Come Back to the Five and Dime, Jimmy Dean, Jimmy Dean (1982)
Sandy Dennis, Cher, Karen Black, Sudie Bond, Kathy Bates, Mark Patton. Written by Ed Graczyk. Directed by Robert Altman.
It’s September 30, 1975 in a small Texas town not far from where James Dean once filmed Giant, and it’s the twenty-year anniversary of Dean’s death in a car accident. The all-female James Dean fan club in this town reunites in the old Woolworth’s store where they used to meet. Some have been in regular contact, while others haven’t been seen in a very long time.
It’s a great setup, and the title all by itself demands at least one viewing, no matter what the film is about.
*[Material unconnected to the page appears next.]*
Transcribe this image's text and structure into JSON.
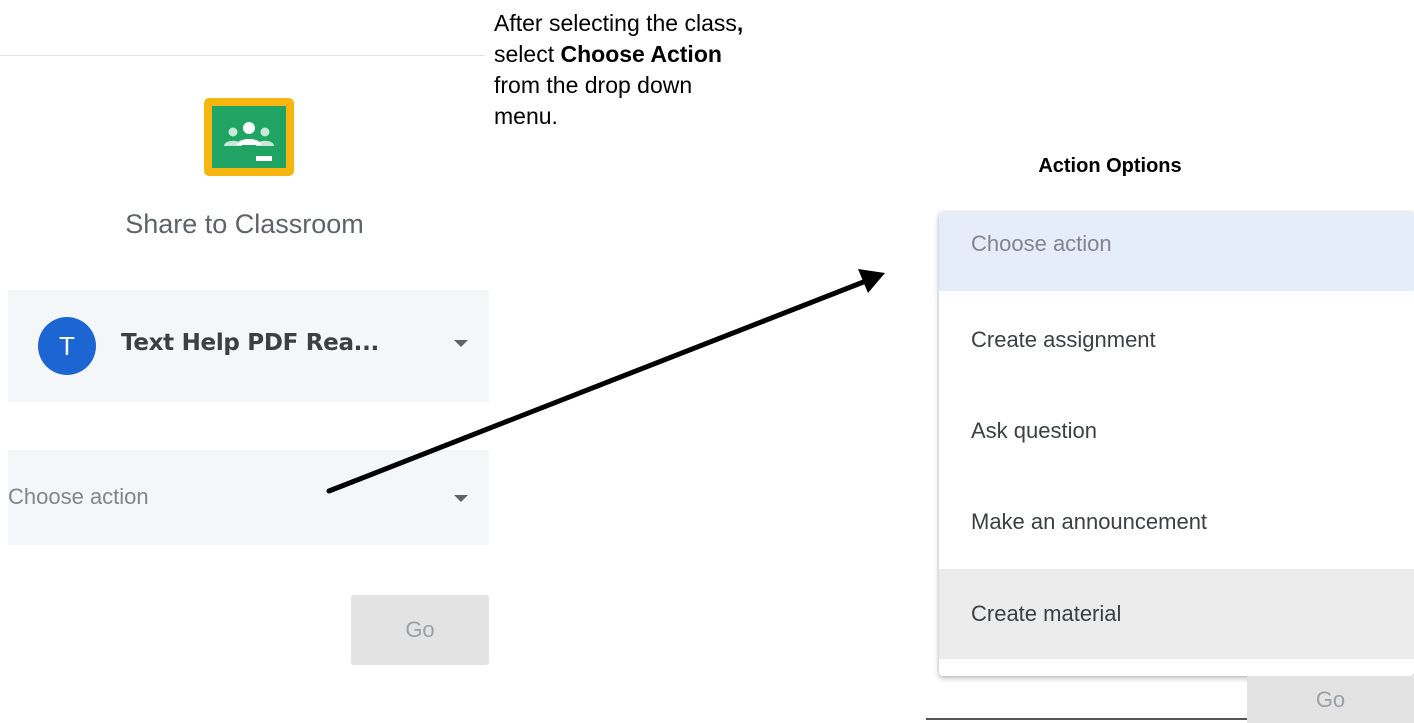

At first, it’s pretty impressive. The acting and actors are interesting, with Cher reminding you first that she’s far too talented for her smallish filmography, then Sandy Dennis and Kathy Bates sending you to IMDb to see what else they were in. Seriously, Altman does a really good job of framing the characters and actors in a way that really gets you involved.
The narrative switches between 1975 and 1955, with Altman using a mirror and some camera tricks to indicate the time segues. At first it’s a neat effect, but it becomes tiresome about midway through. The entire film does the same thing. What starts as a bunch of interesting characters and impressive acting becomes a your-turn-my-turn exchange of revelations and overwrought delivery that might have played well on stage but is exhausting on screen. After the first ninety minutes, I just wanted it to end already.
I’ll say one thing that surprised me was Mark Patton as Joe, a homosexual friend of the James Dean Disciples in 1955. Patton is the star of A Nightmare on Elm Street 2: Freddy’s Revenge, and the reason I was spurred to finally seeing this film. Patton is gay, and that second Freddy Krueger film has all kinds of homosexual subtext, and the actor’s career is a really interesting story. Turns out the guy’s a pretty good actor. At least in the first half of this movie.
While I admire Cher enough to see just about anything she’s in, this is not the best example of her work. Or anyone else’s.